Sinking stocks can’t find a friend.
Stock funds suffered a net outflow of $1.8 billion in the week ended June 16, the ICI said Wednesday. That brings their total outflow since the market turned at the end of April to $35 billion.
The stock outflows of the past two months have almost reversed the net inflows of the rally months up to April. Stock funds took in $40 billion over the first four months of the year, as the S&P 500 index rose 9% to a 52-week high above 1200.
But since then, money has rushed out of stocks, and the pace of flows into bonds has slowed sharply. Bond funds took in $4.5 billion in the latest week, but that’s barely half the pace of their inflows during the first four months of the year.
All told, bond funds have taken in $136 billion this year, and stock funds $5 billion.

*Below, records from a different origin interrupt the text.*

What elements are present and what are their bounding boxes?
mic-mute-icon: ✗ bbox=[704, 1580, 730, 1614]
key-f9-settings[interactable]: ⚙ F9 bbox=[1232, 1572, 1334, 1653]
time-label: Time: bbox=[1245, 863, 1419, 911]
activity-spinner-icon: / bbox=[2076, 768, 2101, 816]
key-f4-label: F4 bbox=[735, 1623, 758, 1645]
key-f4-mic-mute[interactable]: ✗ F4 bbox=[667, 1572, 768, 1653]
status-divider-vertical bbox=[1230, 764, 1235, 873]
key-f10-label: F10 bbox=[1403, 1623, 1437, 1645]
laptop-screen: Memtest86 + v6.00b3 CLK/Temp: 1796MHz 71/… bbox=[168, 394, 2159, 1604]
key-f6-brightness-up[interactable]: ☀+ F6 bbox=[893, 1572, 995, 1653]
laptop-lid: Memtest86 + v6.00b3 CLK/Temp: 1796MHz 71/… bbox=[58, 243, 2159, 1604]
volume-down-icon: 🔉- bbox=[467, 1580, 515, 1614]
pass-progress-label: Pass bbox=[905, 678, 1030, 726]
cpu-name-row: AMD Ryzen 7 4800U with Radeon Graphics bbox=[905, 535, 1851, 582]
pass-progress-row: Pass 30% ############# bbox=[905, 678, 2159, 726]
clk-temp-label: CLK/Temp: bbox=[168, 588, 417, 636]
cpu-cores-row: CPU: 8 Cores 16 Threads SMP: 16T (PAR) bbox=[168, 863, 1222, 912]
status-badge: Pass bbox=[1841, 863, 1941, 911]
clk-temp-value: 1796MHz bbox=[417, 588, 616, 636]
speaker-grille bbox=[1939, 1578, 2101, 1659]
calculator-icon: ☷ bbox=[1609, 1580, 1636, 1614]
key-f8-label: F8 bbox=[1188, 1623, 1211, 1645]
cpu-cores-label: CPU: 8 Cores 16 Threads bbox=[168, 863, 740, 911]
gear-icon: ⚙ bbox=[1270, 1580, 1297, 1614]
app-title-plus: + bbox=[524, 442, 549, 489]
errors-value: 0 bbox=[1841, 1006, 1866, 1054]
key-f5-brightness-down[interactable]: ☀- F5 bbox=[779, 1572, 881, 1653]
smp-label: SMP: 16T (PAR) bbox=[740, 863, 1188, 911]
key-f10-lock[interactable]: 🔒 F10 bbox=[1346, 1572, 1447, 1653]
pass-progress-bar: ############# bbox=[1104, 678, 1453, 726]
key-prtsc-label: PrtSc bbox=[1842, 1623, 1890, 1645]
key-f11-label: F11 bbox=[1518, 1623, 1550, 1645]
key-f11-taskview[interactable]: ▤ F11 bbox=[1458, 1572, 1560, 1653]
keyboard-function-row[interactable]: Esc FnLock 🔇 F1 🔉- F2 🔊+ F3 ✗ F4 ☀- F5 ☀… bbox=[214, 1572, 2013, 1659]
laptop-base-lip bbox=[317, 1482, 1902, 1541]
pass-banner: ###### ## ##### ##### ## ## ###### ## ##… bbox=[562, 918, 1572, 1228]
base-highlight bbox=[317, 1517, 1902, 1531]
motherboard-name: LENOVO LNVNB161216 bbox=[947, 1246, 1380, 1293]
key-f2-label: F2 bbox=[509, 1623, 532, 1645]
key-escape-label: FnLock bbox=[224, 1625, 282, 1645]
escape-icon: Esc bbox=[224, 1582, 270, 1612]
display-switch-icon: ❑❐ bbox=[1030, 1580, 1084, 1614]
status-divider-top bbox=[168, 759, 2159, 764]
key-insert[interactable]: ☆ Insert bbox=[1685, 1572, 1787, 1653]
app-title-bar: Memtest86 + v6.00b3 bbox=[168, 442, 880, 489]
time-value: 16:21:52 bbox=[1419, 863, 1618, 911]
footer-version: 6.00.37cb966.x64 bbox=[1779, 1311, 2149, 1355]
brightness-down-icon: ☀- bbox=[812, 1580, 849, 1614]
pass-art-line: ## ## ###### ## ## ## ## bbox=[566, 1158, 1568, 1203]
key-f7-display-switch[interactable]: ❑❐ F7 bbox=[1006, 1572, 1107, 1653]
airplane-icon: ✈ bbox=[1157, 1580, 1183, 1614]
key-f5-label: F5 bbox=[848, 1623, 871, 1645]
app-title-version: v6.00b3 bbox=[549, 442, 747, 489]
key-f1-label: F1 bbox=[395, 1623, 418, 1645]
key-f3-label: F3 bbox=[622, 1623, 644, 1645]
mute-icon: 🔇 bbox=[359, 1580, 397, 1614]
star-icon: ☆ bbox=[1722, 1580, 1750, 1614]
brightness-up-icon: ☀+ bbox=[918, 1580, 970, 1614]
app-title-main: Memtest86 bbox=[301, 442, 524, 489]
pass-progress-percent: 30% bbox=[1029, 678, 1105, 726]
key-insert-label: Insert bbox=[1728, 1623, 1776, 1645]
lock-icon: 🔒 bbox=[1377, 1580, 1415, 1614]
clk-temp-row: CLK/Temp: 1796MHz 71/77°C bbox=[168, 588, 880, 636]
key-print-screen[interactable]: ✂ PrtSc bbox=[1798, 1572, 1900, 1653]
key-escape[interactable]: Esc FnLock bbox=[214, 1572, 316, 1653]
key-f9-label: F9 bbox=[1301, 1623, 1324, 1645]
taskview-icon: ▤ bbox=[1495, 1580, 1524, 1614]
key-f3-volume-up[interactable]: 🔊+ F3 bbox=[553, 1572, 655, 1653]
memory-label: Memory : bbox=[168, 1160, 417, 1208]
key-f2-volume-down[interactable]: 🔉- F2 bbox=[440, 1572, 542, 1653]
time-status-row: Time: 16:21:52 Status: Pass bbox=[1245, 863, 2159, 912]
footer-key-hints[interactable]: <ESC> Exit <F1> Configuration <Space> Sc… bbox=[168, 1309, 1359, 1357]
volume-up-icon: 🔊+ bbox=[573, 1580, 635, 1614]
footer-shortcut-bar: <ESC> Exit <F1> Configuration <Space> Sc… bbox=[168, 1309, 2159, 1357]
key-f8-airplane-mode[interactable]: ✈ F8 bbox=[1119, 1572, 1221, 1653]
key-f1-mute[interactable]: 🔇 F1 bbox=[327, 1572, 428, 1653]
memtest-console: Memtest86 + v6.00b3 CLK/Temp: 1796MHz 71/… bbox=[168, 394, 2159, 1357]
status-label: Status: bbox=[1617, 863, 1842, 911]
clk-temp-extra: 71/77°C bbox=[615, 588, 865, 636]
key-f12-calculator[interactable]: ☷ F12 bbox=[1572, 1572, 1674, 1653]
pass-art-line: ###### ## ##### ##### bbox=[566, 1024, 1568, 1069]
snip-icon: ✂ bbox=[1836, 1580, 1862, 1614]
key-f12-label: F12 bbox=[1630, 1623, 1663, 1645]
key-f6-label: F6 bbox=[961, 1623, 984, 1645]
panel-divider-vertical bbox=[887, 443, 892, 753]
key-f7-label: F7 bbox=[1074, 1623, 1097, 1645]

The widespread aversion to stock fund investing is another reason, stock market bears suggest, to expect a nervous market to keep retreating — or worse.
“As for the equity market, we are at a critical juncture and it could break any day,” Gluskin Sheff economist David Rosenberg wrote in a note to clients Wednesday.
Rosenberg has been calling for a crash for months, it might be noted. Still, he has been nothing if not consistent. He points to weak economic numbers, intense volatility and widespread skepticism among some longtime market watchers.
“Even if a double dip is avoided, the market is not priced for a growth relapse,” he contends.